Public tender submissions and collusion practices

/ / Legal x-rays

The conclusion of “cartel” agreements between competitors/companies when participating in public tenders is undoubtedly a critical issue in correlation to competition law. Throughout the last few years, the risk of collusion practices in public tenders is high; to enforce their competition policies, the European Commission along with National Competition Authorities, including the Hellenic Competition Authority, have drafted legal opinions and published specific guidelines in order to prevent cartel-forming.

In many cases, market reasons favor the adoption of collusion practices in public tenders; for instance, a small number of competitor companies doing business in a particular market, the unique properties of certain products, such as medical supplies, as well as the business and personal ties between competitors who often interact with one another, must be taken into account when trying to identify the possibility of a cartel agreement.

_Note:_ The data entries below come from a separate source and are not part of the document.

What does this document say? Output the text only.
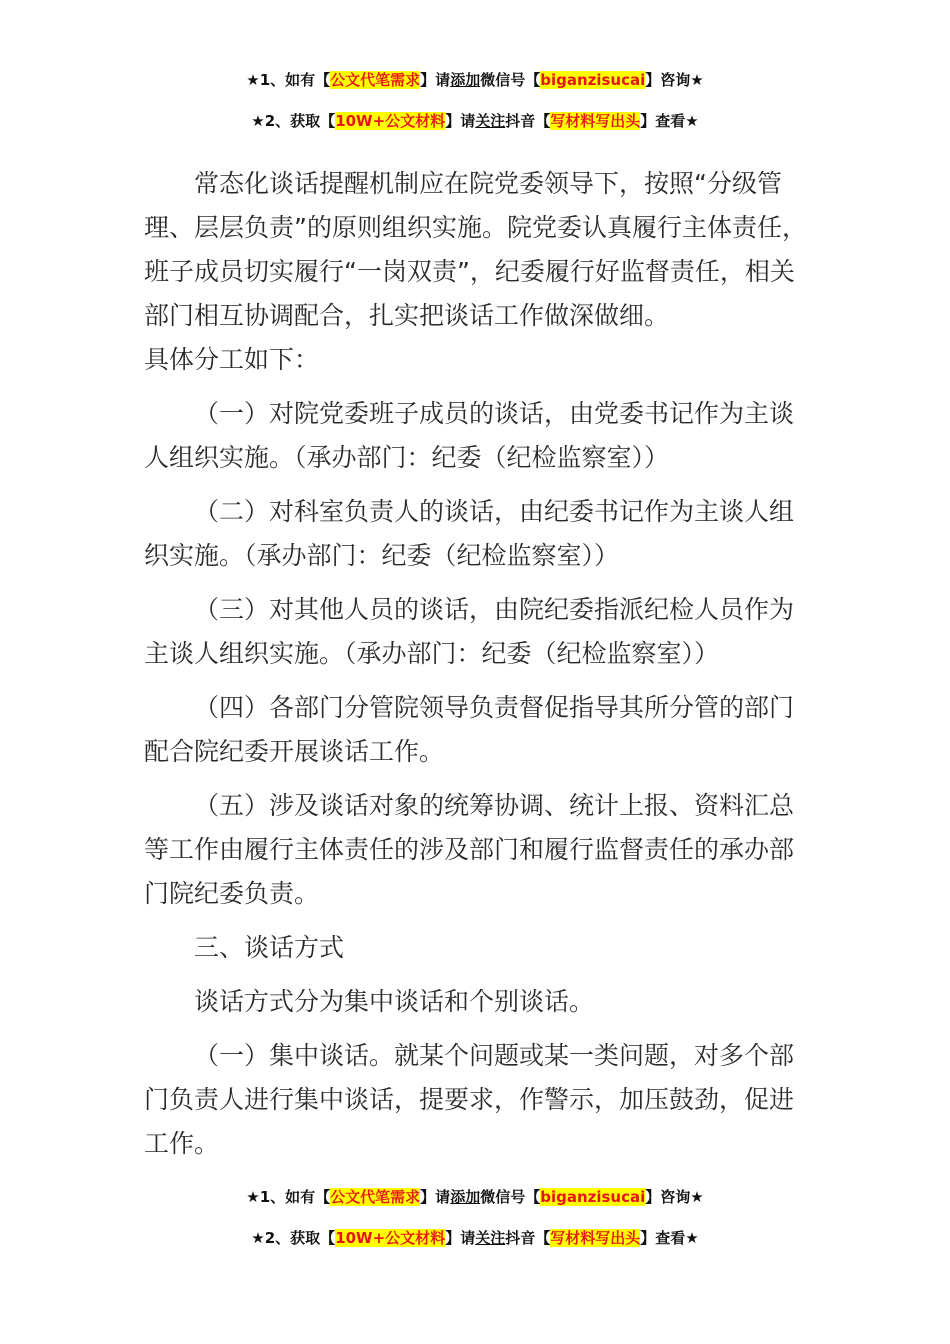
★1、如有【公文代笔需求】请添加微信号【biganzisucai】咨询★
★2、获取【10W+公文材料】请关注抖音【写材料写出头】查看★

常态化谈话提醒机制应在院党委领导下，按照“分级管理、层层负责”的原则组织实施。院党委认真履行主体责任，班子成员切实履行“一岗双责”，纪委履行好监督责任，相关部门相互协调配合，扎实把谈话工作做深做细。

具体分工如下：

（一）对院党委班子成员的谈话，由党委书记作为主谈人组织实施。（承办部门：纪委（纪检监察室））

（二）对科室负责人的谈话，由纪委书记作为主谈人组织实施。（承办部门：纪委（纪检监察室））

（三）对其他人员的谈话，由院纪委指派纪检人员作为主谈人组织实施。（承办部门：纪委（纪检监察室））

（四）各部门分管院领导负责督促指导其所分管的部门配合院纪委开展谈话工作。

（五）涉及谈话对象的统筹协调、统计上报、资料汇总等工作由履行主体责任的涉及部门和履行监督责任的承办部门院纪委负责。

三、谈话方式

谈话方式分为集中谈话和个别谈话。

（一）集中谈话。就某个问题或某一类问题，对多个部门负责人进行集中谈话，提要求，作警示，加压鼓劲，促进工作。

★1、如有【公文代笔需求】请添加微信号【biganzisucai】咨询★
★2、获取【10W+公文材料】请关注抖音【写材料写出头】查看★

In general, four anti-competitive behavior models may develop:

1. Tender manipulation

A tender manipulation may occur when public tender candidates recipient agree in advance who will be the final contractor. Tender manipulation may take the form of cover-bidding, whereby the competitors submit fictional offers to ensure the awarding to a mutually-agreed contractor. This can be achieved by submitting much higher offers in comparison to the one submitted by the agreed contractor. Bid suppression represents another tender manipulation practice via which the candidate suppliers agree to abstain from submitting a tender offer or to withdraw one they have already submitted, ensuring therefore that the tender is awarded to a previously agreed contractor. Finally, a third practice is the bid rotation through which the competitors agree in advance to allocate the contracts among them accordingly; for instance, by arranging secretly to service specific tender obligations, thereby becoming de facto alternate contractors.

2. Market segmentation

The conclusion of market segmentation agreements is strictly forbidden by EU and national competition laws. When concluding such agreements, competitors agree either to a geographical market partitioning or to allocate products or clients in such a way as to achieve the tender awarding as preferred by them.

3. Price fixing

Price fixing techniques take place when competitors agree to jointly influence the pricing of a product. This can be achieved by competitors when they determine the lowest or the highest price, when they decide to eliminate rebates or when they jointly decide to maintain the same price levels, distorting competition in the way.

4. Offer Limitation

Such collusion may occur when a candidate supplier to a tender agrees to limit the quantities offered, in order to achieve a higher bidding price.

 Our law firm’s comment:

Collusion practices developed by competitors in the context of public tenders result to major economic damage both to the state and the consumers. Given that Public Supplies, especially within the Healthcare Industry, represent an important part of the Greek economy and that the tenders’ staff is already being trained in order to detect any possible collusions (they must be directly communicated to the Hellenic Competition Authority), it is advised to act with caution in order to avoid even unintended hints of anti-competitive practices.